I will say this, you want to give him a chance, fair enough. But what sort of a time frame are you putting on that. Mine was 8 years. I had no idea I would be so stupid for 8 years, oh yeah, that's right, I loved him, I wanted him to be happy, I wanted to be a supportive wife.

Please make sure you do not put yourself into this relationship as anything but an equal to your partner, and NOT equal to his child, you should be more than that. The love he has for his child should be unconditional sure, and he should feel that he would put himself in front of a speeding train for his child, however, he should feel the same about you, and you should absolutely come first in the relationship. If a husband and wife each put the other first, the love that flows from that relationship benefits the child. The child will grow up in a happy, loving home.

Now when I say put the marriage and each other first, let's not be stupid here I am not suggesting that if there is one slice of bread in the house, then you two get half each and the child gets nothing. If the child needs to be rushed to hospital and you two are in the middle of watching a good movie or planning to go out for dinner, then the child waits. I am saying you need to apply common sense. The childs needs are very important, the child's wants, well they are not. Can your boyfriend distinguish between the two.

As far as talking to the family goes, I have a story for you. My very best friend has a child who has been a handful since forever. In a lot of trouble all his life. Even at one point was using drugs. He was never able to find a decent girl, all the girls he brought home were equally as trashy as he was. Well he eventually found a girl that was a bit better than the rest. My friend liked this girl, she knew the girl had issues, but she was the best he had hooked up with. This girl confided in my friend, and my friend was all for keeping her son in a relationship with this girl, she thought this girl would be able to keep her son on the straight and narrow.
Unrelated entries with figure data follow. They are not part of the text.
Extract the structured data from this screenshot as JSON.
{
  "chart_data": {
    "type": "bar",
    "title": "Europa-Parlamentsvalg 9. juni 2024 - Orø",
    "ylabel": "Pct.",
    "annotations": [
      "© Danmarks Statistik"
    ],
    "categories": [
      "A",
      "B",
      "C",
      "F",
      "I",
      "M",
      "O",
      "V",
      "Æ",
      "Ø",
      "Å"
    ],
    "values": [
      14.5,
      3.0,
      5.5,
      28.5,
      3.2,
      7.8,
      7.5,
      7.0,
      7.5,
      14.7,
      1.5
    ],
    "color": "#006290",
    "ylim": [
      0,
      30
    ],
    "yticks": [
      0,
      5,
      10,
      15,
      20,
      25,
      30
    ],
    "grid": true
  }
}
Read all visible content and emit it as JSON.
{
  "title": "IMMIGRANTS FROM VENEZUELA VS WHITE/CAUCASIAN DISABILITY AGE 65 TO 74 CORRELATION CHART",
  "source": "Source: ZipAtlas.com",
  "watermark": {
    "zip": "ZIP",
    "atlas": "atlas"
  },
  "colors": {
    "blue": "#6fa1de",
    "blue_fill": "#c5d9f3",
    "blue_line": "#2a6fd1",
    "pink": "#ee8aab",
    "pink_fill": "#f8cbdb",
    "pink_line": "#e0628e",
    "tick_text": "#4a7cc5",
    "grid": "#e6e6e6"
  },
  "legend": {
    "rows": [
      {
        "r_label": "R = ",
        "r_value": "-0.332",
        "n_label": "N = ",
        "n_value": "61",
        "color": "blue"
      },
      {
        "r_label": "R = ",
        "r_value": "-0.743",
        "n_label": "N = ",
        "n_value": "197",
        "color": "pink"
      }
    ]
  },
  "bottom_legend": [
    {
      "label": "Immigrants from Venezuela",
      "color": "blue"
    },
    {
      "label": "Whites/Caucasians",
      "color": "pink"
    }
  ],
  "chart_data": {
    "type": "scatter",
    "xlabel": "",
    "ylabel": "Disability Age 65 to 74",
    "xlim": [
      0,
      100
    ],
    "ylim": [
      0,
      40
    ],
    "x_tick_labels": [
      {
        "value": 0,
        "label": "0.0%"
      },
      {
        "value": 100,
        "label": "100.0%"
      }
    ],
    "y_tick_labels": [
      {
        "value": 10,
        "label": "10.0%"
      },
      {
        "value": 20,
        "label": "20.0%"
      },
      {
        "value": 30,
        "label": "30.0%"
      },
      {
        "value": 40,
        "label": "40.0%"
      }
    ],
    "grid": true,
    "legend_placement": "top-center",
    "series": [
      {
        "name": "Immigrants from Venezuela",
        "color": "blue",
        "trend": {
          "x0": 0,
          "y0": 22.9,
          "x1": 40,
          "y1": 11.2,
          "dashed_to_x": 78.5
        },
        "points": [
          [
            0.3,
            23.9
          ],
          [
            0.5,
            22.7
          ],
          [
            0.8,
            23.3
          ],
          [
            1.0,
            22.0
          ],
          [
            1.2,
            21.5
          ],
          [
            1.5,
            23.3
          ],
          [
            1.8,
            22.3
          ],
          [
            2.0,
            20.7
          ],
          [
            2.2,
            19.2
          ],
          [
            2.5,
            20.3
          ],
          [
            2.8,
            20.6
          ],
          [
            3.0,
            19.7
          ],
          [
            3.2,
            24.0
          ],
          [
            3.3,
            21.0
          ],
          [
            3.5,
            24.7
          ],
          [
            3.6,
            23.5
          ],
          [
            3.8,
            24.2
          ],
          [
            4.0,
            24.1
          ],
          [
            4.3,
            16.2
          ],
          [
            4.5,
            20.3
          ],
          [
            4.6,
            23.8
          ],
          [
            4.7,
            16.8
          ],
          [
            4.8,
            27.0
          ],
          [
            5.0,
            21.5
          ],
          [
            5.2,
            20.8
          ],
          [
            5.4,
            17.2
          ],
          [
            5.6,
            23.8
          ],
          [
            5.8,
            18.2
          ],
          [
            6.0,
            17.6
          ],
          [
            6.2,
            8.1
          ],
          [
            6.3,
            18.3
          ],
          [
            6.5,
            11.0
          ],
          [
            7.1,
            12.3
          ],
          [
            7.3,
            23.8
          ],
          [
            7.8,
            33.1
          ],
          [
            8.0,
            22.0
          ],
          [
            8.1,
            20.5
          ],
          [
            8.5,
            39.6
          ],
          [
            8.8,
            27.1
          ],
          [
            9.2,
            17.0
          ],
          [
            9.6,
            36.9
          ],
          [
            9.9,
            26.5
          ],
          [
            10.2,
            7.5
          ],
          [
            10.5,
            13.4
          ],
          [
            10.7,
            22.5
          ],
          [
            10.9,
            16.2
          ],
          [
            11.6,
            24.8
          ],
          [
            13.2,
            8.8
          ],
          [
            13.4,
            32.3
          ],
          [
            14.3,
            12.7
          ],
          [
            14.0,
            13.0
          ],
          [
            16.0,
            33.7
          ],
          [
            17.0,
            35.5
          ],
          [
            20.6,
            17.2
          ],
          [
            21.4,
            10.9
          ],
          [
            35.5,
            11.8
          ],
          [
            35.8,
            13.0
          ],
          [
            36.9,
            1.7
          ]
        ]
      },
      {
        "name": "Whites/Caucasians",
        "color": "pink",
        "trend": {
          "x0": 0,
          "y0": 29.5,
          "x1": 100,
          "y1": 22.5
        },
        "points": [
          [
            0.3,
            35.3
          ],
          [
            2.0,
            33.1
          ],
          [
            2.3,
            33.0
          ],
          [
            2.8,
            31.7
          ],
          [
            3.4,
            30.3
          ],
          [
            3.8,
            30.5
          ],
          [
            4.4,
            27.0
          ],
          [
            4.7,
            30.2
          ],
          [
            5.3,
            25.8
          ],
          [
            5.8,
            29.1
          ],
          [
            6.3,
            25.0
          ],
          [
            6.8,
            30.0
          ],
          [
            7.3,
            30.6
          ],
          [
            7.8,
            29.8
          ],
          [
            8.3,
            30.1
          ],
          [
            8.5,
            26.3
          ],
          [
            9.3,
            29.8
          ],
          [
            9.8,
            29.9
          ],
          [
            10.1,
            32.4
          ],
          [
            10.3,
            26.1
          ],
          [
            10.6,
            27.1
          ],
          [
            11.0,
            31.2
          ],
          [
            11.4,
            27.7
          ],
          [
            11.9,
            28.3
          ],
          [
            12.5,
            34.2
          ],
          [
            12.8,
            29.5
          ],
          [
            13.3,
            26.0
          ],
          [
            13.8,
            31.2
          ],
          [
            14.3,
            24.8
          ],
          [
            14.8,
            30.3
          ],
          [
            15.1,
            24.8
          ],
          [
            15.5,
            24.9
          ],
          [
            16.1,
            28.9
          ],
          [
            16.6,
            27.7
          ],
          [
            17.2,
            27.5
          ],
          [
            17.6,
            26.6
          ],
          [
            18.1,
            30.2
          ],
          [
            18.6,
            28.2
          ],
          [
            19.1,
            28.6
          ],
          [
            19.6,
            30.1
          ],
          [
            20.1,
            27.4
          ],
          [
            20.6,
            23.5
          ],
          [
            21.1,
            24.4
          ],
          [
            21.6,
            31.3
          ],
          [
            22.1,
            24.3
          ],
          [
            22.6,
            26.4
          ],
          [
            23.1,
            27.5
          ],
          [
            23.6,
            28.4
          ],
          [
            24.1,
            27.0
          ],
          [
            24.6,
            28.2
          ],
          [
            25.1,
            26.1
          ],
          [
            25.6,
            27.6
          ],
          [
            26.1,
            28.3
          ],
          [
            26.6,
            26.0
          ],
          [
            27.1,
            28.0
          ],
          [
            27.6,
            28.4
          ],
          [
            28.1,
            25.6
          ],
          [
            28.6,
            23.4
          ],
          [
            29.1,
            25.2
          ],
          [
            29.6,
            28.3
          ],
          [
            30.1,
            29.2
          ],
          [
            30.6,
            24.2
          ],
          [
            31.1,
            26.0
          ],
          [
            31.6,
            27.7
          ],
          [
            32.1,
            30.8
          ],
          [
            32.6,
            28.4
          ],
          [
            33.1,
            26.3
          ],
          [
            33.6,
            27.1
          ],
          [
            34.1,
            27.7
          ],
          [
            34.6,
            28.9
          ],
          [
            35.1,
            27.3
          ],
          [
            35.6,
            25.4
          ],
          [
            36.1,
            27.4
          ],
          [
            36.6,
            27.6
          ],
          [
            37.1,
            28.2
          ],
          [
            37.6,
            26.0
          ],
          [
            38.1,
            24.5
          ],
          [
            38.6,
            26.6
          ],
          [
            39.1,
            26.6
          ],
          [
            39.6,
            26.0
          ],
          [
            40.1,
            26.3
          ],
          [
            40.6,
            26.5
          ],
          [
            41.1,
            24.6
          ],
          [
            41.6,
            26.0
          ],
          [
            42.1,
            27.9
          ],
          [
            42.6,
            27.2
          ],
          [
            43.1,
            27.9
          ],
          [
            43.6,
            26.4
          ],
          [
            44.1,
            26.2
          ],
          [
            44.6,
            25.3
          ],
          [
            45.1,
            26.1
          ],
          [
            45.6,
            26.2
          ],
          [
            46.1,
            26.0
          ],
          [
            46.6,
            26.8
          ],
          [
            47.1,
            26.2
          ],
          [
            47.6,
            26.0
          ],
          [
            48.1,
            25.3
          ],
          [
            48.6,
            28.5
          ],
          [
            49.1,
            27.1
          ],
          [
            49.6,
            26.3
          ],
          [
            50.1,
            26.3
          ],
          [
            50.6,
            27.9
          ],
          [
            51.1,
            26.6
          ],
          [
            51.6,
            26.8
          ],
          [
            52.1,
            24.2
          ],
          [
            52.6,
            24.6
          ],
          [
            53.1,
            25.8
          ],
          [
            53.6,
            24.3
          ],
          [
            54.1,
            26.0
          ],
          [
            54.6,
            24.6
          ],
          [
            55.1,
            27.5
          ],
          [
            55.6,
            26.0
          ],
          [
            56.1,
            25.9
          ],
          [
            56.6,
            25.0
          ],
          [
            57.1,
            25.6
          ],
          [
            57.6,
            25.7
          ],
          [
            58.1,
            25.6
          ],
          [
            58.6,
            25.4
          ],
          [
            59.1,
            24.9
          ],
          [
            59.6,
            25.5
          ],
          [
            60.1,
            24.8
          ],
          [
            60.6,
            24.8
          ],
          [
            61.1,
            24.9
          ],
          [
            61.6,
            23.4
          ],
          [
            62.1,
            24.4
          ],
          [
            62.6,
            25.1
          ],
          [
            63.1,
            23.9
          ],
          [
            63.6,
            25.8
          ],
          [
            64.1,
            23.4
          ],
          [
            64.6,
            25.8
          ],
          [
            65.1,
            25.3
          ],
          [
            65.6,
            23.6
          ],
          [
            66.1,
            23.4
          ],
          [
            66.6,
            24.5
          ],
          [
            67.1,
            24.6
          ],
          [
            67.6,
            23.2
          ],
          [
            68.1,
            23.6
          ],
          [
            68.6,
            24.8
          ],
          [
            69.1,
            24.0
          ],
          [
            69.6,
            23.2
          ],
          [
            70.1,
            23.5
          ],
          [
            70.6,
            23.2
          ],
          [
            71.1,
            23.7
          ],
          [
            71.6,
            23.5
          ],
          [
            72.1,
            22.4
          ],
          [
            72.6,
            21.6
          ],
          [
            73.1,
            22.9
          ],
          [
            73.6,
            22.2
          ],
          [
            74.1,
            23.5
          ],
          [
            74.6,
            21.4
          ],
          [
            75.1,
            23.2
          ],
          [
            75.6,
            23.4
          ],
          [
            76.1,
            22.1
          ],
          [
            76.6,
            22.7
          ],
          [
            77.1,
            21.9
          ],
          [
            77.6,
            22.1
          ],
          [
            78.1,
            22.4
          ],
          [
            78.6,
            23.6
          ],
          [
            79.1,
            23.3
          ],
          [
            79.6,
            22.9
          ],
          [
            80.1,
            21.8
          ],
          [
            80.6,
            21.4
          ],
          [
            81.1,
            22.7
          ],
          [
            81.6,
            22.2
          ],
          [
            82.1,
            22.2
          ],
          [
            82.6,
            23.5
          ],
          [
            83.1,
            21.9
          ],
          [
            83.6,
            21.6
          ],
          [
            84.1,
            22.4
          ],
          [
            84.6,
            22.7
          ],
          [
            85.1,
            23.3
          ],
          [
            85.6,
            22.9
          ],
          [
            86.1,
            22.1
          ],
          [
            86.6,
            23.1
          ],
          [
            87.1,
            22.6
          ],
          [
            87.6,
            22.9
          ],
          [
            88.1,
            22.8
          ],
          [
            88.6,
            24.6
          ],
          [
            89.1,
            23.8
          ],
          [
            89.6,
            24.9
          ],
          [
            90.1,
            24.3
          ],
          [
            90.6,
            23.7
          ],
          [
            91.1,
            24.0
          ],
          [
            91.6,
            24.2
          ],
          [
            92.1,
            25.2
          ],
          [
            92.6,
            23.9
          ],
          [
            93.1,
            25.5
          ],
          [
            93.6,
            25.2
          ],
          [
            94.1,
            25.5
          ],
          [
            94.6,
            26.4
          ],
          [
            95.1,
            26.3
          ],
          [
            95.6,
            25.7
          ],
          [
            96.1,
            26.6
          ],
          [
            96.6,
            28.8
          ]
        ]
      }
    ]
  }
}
The boy eventually married this girl, and his mother bent over backwards to please this girl and to be 'friend' with her. She did none of this for the girl. She did it all for her son. She knew her son was a loser, and she wanted this girl to take care of her son. Your boyfriends parents will be no different. They are too emotionally involved in all of this to give you good guidence, and they have too high a stake in it. All mothers want what is best for "their" kids, they will make their opinons and decisions based on what is best for their son. If you want to run this past a family, run it past YOURS, and see what they think. They will want what's best for YOU.

brazilian_30's picture

Emotionally beat up, I can't thank you enough for your words. You are totally right about his family. And about mine. My parents are my thermometer and they surprisingly like my boyfriend and are being supportive. And they do not have reasons to think I should settle for less than I deserve since I have always been a go-getter. I moved back with my parents after my breakup and in my country this is fairly normal, girls and boys live at home until they get married. I am financially independent and my first own apartament is about to be ready but I am not in a hurry to move out. My parents are my best friends and they have been spending time with my guy and they like him. As I said, I will keep my eyes and ears open.

emotionaly beat up's picture

Good. That's all anyone ask. I don't think you are an idiot. But I have never been an idiot either. Unfortunately women in love are more prone to making idiotic choices which seems to make the men we love treat us like idiots. Make sure you are completely honest with your parents. They need to know how he speaks to you in private in order to make good decisions about him. Take care and protect your finances.